Just when you thought The Swarm was the Bee movie of the year in 1978, along comes this Bee movie. I have a theory that there’s no such thing as a good bee movie, except maybe the animation B Movie, but this one comes about as ridiculously close as any of them only because it’s just so gosh darned ridiculous…and it embraces its own ridiculousness by cranking up the insanity a notch higher every minute the movie continues. That’s why I think it’s a good time to talk about the concept of Camp.

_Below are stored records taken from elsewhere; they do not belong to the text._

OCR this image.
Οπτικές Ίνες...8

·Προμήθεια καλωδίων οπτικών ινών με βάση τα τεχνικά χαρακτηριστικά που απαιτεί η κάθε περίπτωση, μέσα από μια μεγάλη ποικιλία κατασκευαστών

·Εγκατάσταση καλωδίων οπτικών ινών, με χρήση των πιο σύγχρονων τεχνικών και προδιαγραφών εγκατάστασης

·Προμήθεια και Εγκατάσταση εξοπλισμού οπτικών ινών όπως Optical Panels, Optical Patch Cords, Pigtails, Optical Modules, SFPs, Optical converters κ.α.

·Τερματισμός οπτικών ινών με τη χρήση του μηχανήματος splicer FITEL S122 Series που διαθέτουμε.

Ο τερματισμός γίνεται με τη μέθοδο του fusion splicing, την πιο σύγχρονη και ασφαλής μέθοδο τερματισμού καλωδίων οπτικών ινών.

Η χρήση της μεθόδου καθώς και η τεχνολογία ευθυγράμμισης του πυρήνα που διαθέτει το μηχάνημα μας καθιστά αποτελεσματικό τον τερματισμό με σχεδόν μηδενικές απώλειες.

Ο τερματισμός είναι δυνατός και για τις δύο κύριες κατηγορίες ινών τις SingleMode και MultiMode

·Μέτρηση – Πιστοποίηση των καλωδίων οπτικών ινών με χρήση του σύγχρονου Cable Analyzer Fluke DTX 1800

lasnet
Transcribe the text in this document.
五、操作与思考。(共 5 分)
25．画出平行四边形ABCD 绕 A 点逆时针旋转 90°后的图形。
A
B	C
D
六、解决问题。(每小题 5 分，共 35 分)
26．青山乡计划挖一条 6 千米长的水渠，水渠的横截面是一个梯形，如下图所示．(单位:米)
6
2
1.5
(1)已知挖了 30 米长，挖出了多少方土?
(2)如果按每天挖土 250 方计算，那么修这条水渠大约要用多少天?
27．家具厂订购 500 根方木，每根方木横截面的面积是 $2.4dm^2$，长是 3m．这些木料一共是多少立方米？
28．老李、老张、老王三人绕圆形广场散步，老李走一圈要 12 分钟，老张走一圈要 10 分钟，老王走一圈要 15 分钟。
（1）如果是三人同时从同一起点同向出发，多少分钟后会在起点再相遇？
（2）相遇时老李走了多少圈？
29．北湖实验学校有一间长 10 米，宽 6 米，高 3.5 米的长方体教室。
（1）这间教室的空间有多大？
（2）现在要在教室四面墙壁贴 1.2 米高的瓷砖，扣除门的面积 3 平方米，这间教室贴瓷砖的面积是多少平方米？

The definition of Camp is something that provides sophisticated amusement through an artificial or sometimes vulgar manner. Much of the time there’s an element of sentimentality and there’s definitely the use of exaggeration. The question for me is whether all the overblown elements that go in to create the narrative are intentional or not. Rarely can we as receivers of the narrative known what the author intended. Some critics would claim the author’s intentions aren’t even relevant, that we should only look at the text for meaning. The Bees takes on some huge social problems for its subject. There’s political corruption, a cautionary tale about the dangers of corporate greed, and least of all the dangers of unrestrained scientific tampering and genetic experimentation. But in the end this becomes an environmental warning of a Bee Apocalypse who plan to take the world back from man’s destructive treatment of the planet. Kind of the same thing M. Knight Shyamalan did with The Happening only he used trees. Needless to say this all adds up to an over the top narrative that rates high on the camp scale.
The fun and campiness are rooted in the ridiculous plot. Killer Bees from South America are illegally imported into the USA because some corporation referred to only as “Big Business” need the Royal Jelly the Killer Bees' Queen makes for their cosmetic products. Of course the bees get out of control and the experts are called in who have a plan to spray a pheromone that confuses the male bees to begin mating with each other. Which leads us to the second most ridiculous, campy element of this film, the dialogue.

The most laugh out loud funny line in the film is after the scientists reveal their pheromone plan and one guy says, “Are you saying the chemical of yours will turn the male bees into homosexuals?” There’s definitely some Un-PC dialogue as well, but hey…it was the 70s! For example, there’s a scene in a park where an older man tries to solicit the help of two young boys to help him catch some bees because he has rheumatism in his leg and the bees stinging him makes it feel better (ridiculous, but whatever, right?). Here’s the dialogue:
Man: Hey, boys. I got a little job for you if you want to earn some money.
Dark Haired Boy to Light Haired Boy: Hey, watch out. He looks like an old fag to me.
Light Haired Boy to Dark Haired Boy: So what? He’s got money hasn’t he?
I don’t know which is MORE disturbing, the Dark Haired Boy’s use of the word fag or the Light Haired Boy’s willingness to do things for strange old men offering money in a park!
Man: Hey, boys. I got a little job for you if you want to earn some money.
Dark Haired Boy to Light Haired Boy: Hey, watch out. He looks like an old fag to me.
Light Haired Boy to Dark Haired Boy: So what? He’s got money hasn’t he?
I don’t know which is MORE disturbing, the Dark Haired Boy’s use of the word fag or the Light Haired Boy’s willingness to do things for strange old men offering money in a park!

After all is said and done, the campiest element of this film has to be the soundtrack. It wins the award for the most inappropriate soundtrack I’ve ever heard in film history. It’s ok to give the bees their own musical motif. But there are scenes when they are killing hundreds of people and it’s like they’re all in a discotheque! This was three years after John Williams taught us how to use music to signal the monster’s presence in Jaws, and sure enough in The Bees there’s a cello theme that signals the bees.

From the beginning where they are called the Devil Bees to the end where we end up with a radiated mutant strain of bees that can talk to us…that’s right…the scientists discover how to talk to the bees…it’s just one ridiculous, campy thing after another until we’re all in a big room with lots of world leaders to hear the bees ultimatum about sharing the planet when one ambassador says, “You want us to conduct peace negotiations with bugs?” To which the main character played by the best B movie actor around, John Saxon, “You have to listen to what the bees have to say!” All of this and the worst German accent in cinema history, thank you John Carridine, make this a truly campy delight. My advice is to gather a large group of friends (a swarm, if you will) have lots of shot glasses and your favorite adult beverage, and take a shot every time someone says the title of the movie THE BEES! By the end of the film, the booze may convince you that you just watched an academy award worthy flick! It doesn’t have the catalogue of famous people embarrassing their craft that The Swarm does, but it defiantly holds its own.